St Mary’s Special School in Rochestown is one of many reopening its doors today for the first time in months.
Since the school’s closure to 64 students and 25 staff, students have enjoyed daily check-ins with their therapy dog Begley who has been helping both children and staff for over a year.
Now, the school is prepared to return to what is a new norm after working “really hard” to make the school “a safe and happy place for our students to return to”.
Principal of the school, Kerri Hollywell, said that due to Covid-19, Begley has been furloughed “as he is not able to sanitise his paws” but will return to the school as soon as it is safe to do so.
Staff have been clearing their classrooms and preparing the school’s first aid and isolation rooms ahead of reopening today.
The school’s lunchroom has been moved to its larger hall and has been cordoned off into sections to keep each class pod separate and allow for social distancing with a one-way system also in place throughout the school building.
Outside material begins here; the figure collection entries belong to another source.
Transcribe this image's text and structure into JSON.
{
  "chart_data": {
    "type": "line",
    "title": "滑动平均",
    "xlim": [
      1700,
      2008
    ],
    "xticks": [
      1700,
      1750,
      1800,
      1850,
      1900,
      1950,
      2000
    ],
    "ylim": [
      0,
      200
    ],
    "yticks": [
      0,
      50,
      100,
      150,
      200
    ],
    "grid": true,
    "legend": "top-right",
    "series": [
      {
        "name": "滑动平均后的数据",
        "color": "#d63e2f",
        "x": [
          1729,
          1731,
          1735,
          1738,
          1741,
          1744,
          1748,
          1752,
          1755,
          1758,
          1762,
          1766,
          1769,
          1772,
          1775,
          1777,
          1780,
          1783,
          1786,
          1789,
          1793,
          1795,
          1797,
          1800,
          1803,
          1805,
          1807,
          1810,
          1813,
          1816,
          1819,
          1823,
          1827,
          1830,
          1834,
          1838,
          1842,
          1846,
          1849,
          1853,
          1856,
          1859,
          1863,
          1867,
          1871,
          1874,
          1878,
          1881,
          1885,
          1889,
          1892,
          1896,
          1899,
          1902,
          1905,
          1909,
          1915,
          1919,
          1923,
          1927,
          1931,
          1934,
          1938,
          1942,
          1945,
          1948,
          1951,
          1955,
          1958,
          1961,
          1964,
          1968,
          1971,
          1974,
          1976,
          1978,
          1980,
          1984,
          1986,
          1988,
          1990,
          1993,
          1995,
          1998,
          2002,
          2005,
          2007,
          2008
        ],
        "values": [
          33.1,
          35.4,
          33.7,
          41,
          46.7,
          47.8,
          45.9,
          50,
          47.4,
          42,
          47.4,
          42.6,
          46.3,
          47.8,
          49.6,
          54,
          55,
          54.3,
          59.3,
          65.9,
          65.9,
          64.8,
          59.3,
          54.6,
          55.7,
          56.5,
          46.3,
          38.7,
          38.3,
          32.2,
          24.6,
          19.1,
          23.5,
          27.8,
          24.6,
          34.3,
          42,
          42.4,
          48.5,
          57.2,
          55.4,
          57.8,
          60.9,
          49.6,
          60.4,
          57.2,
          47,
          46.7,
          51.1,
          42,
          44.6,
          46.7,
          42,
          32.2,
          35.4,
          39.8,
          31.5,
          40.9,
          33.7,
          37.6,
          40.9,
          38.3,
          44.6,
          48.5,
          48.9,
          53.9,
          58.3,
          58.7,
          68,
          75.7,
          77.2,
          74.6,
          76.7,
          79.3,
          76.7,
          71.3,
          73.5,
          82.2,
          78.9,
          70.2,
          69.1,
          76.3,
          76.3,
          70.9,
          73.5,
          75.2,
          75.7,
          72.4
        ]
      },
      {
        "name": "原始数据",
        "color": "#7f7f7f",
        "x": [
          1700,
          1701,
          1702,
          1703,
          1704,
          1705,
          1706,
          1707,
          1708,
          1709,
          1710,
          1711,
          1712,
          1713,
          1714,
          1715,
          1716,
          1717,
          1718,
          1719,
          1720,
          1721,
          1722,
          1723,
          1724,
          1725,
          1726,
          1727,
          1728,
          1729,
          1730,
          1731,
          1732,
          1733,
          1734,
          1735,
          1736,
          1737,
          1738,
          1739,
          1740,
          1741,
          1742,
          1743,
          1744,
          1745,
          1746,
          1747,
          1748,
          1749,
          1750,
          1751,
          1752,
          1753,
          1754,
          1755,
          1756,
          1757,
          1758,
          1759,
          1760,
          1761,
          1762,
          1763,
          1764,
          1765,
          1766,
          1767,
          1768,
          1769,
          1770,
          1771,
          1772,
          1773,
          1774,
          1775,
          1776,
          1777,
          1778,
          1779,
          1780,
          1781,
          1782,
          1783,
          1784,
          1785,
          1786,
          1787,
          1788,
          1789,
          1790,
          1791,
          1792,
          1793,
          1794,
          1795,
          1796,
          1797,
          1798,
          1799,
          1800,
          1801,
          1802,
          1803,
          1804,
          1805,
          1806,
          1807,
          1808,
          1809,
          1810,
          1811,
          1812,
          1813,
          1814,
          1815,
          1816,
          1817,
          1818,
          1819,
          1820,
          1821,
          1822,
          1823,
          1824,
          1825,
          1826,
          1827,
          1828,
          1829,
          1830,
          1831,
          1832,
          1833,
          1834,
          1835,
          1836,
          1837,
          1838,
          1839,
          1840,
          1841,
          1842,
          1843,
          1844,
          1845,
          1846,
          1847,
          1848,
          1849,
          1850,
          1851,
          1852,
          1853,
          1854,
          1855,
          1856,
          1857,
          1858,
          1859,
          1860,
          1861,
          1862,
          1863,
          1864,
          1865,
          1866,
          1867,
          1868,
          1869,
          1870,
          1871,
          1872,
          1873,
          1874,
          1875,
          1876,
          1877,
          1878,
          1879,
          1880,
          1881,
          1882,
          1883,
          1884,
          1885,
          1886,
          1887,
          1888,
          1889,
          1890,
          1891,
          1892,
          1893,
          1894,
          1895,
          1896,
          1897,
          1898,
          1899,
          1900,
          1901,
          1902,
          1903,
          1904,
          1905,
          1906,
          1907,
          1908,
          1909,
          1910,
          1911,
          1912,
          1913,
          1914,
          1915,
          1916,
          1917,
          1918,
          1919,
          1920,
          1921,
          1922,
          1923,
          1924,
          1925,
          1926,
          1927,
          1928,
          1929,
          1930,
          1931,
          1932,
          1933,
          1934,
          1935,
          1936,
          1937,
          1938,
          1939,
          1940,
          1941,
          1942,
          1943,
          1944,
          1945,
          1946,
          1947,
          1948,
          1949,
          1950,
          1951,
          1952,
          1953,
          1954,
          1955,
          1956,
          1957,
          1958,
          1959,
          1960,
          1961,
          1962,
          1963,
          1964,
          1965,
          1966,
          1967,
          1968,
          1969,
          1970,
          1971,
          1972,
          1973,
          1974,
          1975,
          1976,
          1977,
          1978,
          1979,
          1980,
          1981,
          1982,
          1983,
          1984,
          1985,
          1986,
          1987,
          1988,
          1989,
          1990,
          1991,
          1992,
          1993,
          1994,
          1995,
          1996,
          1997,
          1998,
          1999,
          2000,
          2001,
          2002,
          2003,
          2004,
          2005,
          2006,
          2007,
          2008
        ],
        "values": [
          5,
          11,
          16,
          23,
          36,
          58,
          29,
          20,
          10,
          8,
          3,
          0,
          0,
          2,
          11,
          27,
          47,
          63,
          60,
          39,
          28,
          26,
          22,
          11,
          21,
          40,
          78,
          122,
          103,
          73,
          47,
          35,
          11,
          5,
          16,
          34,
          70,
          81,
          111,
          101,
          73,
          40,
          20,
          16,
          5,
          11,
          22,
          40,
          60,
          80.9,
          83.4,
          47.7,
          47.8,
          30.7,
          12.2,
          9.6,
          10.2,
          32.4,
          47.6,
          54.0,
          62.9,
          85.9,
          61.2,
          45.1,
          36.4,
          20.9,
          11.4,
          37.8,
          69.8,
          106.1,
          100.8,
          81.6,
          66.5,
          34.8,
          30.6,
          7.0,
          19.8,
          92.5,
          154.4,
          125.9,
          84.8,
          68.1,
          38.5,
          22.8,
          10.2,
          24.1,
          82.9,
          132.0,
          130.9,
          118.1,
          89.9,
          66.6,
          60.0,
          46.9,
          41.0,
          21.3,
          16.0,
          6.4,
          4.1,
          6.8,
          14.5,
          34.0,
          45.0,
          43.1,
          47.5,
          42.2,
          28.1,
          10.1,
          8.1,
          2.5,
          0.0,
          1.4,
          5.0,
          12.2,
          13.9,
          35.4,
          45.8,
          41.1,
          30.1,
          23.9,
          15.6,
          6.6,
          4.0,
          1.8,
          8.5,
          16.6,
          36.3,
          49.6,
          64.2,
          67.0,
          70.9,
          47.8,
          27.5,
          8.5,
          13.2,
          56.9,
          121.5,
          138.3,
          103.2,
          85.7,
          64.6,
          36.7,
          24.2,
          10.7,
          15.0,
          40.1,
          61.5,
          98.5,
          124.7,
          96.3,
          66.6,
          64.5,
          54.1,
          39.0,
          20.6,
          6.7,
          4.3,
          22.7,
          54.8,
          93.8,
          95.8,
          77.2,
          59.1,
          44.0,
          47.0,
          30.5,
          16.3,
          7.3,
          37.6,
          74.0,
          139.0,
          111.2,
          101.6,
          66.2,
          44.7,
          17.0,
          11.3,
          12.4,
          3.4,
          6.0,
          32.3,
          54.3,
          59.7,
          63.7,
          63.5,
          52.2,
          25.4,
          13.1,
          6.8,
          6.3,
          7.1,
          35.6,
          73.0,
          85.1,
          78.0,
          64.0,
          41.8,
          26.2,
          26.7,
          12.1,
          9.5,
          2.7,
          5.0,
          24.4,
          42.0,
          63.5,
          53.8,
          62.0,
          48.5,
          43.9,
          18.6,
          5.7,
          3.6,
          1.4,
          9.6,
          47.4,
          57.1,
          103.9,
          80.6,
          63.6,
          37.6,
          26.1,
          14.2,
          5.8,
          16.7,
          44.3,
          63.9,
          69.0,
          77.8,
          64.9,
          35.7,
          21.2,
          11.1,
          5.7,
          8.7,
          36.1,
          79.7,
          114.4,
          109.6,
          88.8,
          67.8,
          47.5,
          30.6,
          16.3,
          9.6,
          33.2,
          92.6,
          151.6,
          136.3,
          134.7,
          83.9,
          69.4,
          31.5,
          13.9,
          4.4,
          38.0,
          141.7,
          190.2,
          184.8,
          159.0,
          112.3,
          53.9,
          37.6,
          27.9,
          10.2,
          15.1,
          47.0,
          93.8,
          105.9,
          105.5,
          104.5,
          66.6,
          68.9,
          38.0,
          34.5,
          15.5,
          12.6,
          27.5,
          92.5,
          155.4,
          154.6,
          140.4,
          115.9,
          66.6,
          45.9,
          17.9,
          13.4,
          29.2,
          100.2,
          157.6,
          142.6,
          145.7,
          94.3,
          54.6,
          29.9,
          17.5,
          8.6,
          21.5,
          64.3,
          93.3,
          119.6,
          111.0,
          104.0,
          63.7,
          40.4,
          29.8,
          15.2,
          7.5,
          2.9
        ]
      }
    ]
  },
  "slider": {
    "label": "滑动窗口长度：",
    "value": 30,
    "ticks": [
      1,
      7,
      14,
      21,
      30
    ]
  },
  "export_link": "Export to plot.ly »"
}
“We are lucky that we have beautiful grounds that we can take advantage of, hopefully in the sunshine but with a proper coat we’ll try to get out in the bad weather too. We will be walking a lot and even hopefully taking lessons outside where possible,” Ms Hollywell said.
She said that one downside to the new rules for schools is that the school’s soccer coach “will not be seen for a while” and swimming lessons have also been postponed.
She said that although staff were feeling “slightly anxious” ahead of returning, that they were also excited to welcome back familiar faces and new students alike.
“We are all looking forward to hearing about all the new things that they have done throughout the lockdown and also getting back to most of our old routines. We will all look after each other by following our hygiene rules,” she said.
Ms Hollywell said she has “really missed” working with her students over the last number of months and that it has been “tough at times” but she is looking forward to some “socially distanced chats and maybe even a therapeutic cup of tea in the sunshine with them all”.
“Fingers crossed for a warm and dry September and we will all learn new ways to be at school and get the best out of it,” she said.